En théorie. Parce qu’en pensant retrouver tout le plaisir que j’avais, enfant, à colorier en mettant une trâlée de couleur sur un singe qui ressemblait à un extraterrestre, tiré de mon livre aux dessins pas inspirants, j’ai surtout réussi à contempler mon incapacité à faire d’aussi beaux dégradés que ceux de ma cousine, qui bossait avec enthousiasme sur un lapin. Après 20 minutes à soupirer, j’ai lâché les crayons, réalisant que le coloriage et moi, ça ne collerait pas. Alors que je n’étais pas du tout stressée, je ne me suis jamais sentie aussi peu qualifiée devant une activité qui ne requiert aucun talent.

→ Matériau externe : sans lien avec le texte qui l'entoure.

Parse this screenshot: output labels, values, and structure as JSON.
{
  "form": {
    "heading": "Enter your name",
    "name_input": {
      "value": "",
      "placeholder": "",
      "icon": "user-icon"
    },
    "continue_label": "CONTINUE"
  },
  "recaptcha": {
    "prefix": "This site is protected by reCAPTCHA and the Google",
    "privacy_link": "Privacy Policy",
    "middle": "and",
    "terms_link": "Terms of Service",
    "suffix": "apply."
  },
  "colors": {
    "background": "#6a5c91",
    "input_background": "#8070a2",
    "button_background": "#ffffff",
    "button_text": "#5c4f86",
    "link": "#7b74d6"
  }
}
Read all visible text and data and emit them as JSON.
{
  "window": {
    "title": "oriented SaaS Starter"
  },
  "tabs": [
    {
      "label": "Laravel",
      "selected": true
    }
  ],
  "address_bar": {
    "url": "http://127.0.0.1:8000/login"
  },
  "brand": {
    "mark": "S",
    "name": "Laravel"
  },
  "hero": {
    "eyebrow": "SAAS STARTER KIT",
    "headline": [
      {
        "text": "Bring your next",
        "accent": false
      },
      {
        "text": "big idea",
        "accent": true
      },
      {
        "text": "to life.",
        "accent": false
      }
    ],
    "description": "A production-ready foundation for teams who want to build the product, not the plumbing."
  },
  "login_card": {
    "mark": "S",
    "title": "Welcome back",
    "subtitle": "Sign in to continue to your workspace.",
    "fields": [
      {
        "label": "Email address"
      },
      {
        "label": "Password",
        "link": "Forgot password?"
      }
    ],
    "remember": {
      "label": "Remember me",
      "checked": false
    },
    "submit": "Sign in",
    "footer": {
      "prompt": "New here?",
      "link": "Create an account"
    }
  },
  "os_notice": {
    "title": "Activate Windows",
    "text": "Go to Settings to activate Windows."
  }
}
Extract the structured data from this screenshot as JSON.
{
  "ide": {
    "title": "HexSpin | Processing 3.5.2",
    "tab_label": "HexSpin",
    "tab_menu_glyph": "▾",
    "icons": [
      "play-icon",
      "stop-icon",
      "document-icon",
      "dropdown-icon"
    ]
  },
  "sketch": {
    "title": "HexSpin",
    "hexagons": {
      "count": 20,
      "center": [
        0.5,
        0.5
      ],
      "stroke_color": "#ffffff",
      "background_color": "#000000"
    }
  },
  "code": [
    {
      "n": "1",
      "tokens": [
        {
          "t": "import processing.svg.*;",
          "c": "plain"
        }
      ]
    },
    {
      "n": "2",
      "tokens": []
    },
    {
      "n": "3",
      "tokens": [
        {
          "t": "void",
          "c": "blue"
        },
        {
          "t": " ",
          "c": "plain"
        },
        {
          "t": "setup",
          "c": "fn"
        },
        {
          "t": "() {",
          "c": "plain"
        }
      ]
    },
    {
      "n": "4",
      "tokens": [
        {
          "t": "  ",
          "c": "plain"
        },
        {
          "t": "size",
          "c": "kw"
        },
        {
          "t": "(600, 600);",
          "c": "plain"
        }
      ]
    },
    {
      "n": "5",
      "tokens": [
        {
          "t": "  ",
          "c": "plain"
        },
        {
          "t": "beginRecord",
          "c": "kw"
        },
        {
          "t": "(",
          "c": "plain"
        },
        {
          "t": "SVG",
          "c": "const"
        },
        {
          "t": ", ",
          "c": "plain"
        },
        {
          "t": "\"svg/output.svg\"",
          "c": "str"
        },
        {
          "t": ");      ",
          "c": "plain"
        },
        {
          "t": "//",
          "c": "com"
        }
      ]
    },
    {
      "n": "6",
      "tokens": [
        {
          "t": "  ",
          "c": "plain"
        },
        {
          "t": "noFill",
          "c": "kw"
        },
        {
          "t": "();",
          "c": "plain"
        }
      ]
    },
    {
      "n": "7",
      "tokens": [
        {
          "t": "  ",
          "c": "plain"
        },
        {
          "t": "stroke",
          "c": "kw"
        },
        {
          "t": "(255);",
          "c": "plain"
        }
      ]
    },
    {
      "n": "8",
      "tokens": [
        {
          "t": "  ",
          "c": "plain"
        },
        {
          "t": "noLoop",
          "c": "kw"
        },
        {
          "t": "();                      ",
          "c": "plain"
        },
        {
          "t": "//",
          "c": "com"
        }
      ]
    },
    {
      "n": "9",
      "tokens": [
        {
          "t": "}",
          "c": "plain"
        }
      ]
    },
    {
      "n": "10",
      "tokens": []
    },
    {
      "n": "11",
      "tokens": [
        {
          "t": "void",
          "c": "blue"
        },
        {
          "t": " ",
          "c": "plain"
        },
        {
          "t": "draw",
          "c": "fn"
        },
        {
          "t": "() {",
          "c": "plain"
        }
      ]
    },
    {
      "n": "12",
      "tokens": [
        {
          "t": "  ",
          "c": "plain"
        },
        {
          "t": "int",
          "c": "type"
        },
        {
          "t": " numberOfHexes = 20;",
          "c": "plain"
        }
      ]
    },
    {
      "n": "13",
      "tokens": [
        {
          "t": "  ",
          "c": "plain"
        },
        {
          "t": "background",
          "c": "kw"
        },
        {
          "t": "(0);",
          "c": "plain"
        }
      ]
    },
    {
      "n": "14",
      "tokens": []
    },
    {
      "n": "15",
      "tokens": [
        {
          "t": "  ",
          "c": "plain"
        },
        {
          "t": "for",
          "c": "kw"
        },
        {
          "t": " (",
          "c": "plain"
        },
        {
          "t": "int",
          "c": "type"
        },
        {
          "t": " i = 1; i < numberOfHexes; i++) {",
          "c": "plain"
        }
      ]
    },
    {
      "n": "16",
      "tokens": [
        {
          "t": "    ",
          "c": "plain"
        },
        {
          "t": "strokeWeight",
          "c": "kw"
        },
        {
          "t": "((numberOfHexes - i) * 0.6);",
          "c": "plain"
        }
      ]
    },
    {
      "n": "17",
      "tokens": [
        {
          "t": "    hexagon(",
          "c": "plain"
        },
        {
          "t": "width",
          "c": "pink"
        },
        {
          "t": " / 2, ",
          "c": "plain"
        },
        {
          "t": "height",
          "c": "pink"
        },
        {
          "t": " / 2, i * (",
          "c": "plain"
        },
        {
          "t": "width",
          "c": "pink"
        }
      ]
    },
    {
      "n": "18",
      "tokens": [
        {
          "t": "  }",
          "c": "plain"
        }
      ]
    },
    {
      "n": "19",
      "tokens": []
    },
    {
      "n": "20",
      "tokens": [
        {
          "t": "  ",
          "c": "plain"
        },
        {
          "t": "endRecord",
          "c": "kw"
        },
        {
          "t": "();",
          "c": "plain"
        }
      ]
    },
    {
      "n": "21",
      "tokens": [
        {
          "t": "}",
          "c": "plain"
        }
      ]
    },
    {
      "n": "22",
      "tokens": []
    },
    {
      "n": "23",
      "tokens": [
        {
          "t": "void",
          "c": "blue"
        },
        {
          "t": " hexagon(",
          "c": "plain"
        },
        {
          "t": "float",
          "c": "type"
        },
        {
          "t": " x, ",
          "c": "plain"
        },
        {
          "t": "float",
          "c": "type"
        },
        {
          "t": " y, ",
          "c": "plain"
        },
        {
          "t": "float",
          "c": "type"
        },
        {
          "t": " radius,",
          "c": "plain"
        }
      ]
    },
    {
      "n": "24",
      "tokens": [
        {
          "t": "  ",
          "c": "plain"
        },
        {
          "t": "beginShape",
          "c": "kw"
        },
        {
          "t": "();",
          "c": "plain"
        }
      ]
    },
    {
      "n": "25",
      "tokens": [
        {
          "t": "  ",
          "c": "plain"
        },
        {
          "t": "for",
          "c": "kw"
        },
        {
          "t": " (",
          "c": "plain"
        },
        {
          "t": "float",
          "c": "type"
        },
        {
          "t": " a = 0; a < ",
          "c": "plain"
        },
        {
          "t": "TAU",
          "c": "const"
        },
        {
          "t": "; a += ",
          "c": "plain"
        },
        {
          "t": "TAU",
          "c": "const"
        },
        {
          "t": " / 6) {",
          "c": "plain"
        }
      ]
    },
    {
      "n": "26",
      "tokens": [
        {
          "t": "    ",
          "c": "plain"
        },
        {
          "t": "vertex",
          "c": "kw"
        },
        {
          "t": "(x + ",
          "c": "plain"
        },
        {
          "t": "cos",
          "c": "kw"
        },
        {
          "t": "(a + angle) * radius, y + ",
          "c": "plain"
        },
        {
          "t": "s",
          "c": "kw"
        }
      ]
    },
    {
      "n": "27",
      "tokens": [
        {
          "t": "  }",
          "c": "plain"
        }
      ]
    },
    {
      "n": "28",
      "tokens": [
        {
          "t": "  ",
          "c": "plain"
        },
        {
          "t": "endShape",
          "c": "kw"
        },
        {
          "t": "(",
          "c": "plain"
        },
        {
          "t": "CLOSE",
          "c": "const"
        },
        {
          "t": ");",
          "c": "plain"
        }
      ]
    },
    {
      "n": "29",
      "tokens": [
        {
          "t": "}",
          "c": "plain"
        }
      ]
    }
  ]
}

Reste que c’est facile de voir pourquoi de nombreux adultes cherchent à retrouver leurs vieux plaisirs d’enfance, que ce soit de colorier, jouer à la corde à danser, au ballon chasseur ou faire des bracelets d’amitié avec du fil à broder. Les enfants savent comment s’amuser alors qu’on ne sait plus trop comment faire. Leurs jeux ne servent pas à panser les tourments : c’est la recherche du plaisir dans tout ce que ça a de plus innocent.

En soi, cette activité n’est pas un antistress. Ça peut apaiser, mais c’est une stratégie purement marketing. Colorier n’a aucun lien avec l’art-thérapie.